Unfortunately, there is one problematic aspect to the ruling. Sony asked for the case to be dismissed both because of fair use and because of de minimis use — which is a separate legal doctrine, which suggests tiny snippets can be used without permission, having nothing to do with fair use. This has some importance, because of the (incorrect, in my opinion) argument made by some courts, that fair use is merely “a defense” to infringement, rather than a right. This makes little sense if you read the actual statute but it is how some courts have interpreted fair use.
Unfortunately, the court refuses to do an analysis on de minimis use separate from fair use — suggesting that de minimis use only counts as a part of fair use. This is not how it’s supposed to be. De minimis and fair use are two separate issues, but the court treats de minimis as a part of the fair use analysis:
Both parties have posited non-circuit authority for the doctrine of de minimis non curat lex and its applicability to copyright infringement. The Supreme Court states that “the venerable maxim de minimis non curat lex (“the law cares not for trifles”) is part of the established background of legal principles against which all enactments are adopted, and which all enactments (absent contrary indication) are deemed to accept.” ….

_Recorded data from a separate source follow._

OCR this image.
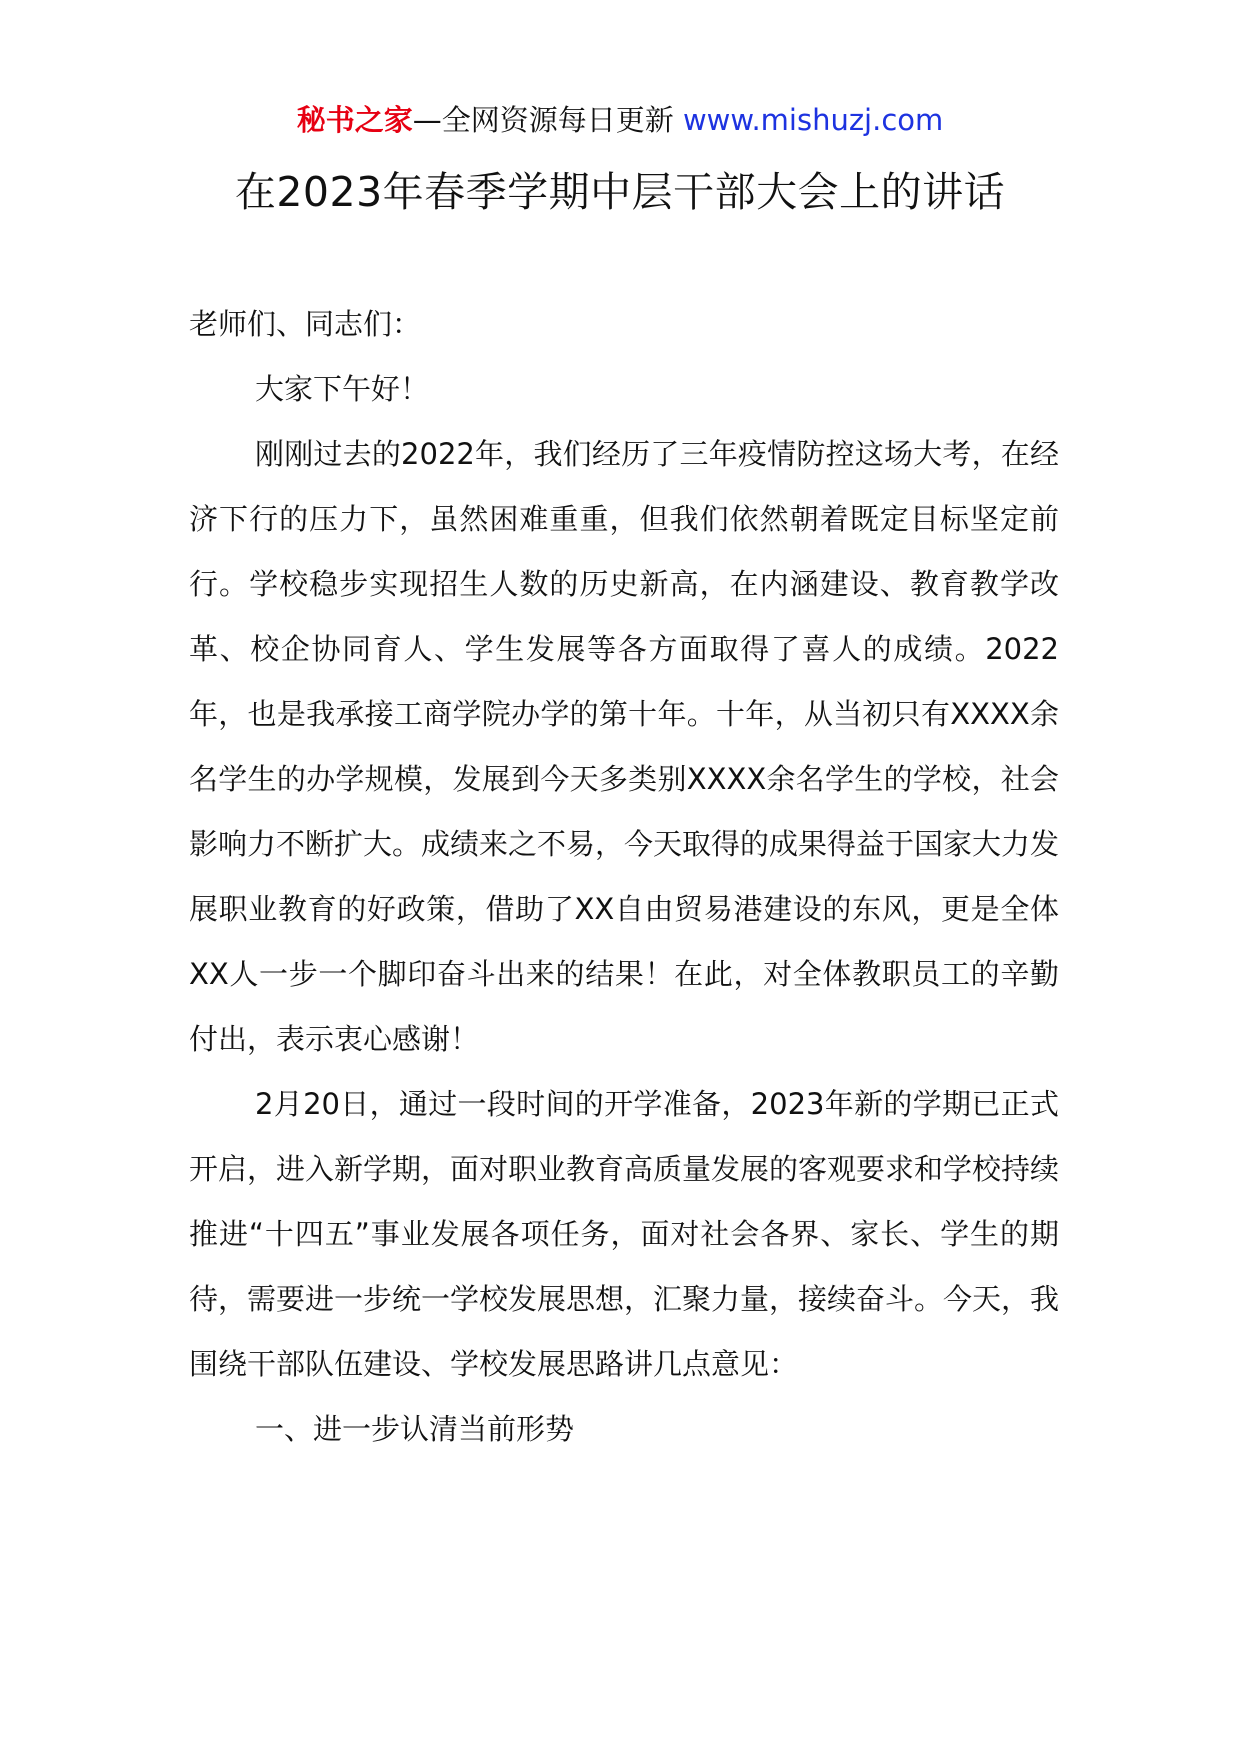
秘书之家—全网资源每日更新 www.mishuzj.com
在2023年春季学期中层干部大会上的讲话

老师们、同志们：

大家下午好！

刚刚过去的2022年，我们经历了三年疫情防控这场大考，在经济下行的压力下，虽然困难重重，但我们依然朝着既定目标坚定前行。学校稳步实现招生人数的历史新高，在内涵建设、教育教学改革、校企协同育人、学生发展等各方面取得了喜人的成绩。2022年，也是我承接工商学院办学的第十年。十年，从当初只有XXXX余名学生的办学规模，发展到今天多类别XXXX余名学生的学校，社会影响力不断扩大。成绩来之不易，今天取得的成果得益于国家大力发展职业教育的好政策，借助了XX自由贸易港建设的东风，更是全体XX人一步一个脚印奋斗出来的结果！在此，对全体教职员工的辛勤付出，表示衷心感谢！

2月20日，通过一段时间的开学准备，2023年新的学期已正式开启，进入新学期，面对职业教育高质量发展的客观要求和学校持续推进“十四五”事业发展各项任务，面对社会各界、家长、学生的期待，需要进一步统一学校发展思想，汇聚力量，接续奋斗。今天，我围绕干部队伍建设、学校发展思路讲几点意见：

一、进一步认清当前形势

The parties agree that the doctrine is part of the initial inquiry of whether or not the use is infringement in the first instance, as opposed to the fair use inquiry, which is an affirmative defense. The Fifth Circuit recognizes the de minimis doctrine in the context of infringement cases, but it has not specifically enunciated its proper place in the infringement analysis….
To conclude this preliminary discussion, the court considers both the substantial similarity and de minimis analyses in this case to be fundamentally related, and wholly encompassed within the fair use affirmative defense. Therefore, the court will utilize the fair use factors in making a determination on the de minimis and substantial similarity issues. Moreover, this circuit’s precedent addressing the use of a de minimis analysis in copyright cases is largely undeveloped, and the court is reluctant to address it, except within the context of Sony’s affirmative defense, fair use.
I can understand why the court chose to do this. Since it has no reason to make it clear that a de minimis analysis can or should be separate from a fair use analysis, it doesn’t bother. It’s just unfortunate, since it would be nice to have another ruling that makes it clear that de minimis use is more than just a defense, and goes well beyond the limitations of fair use.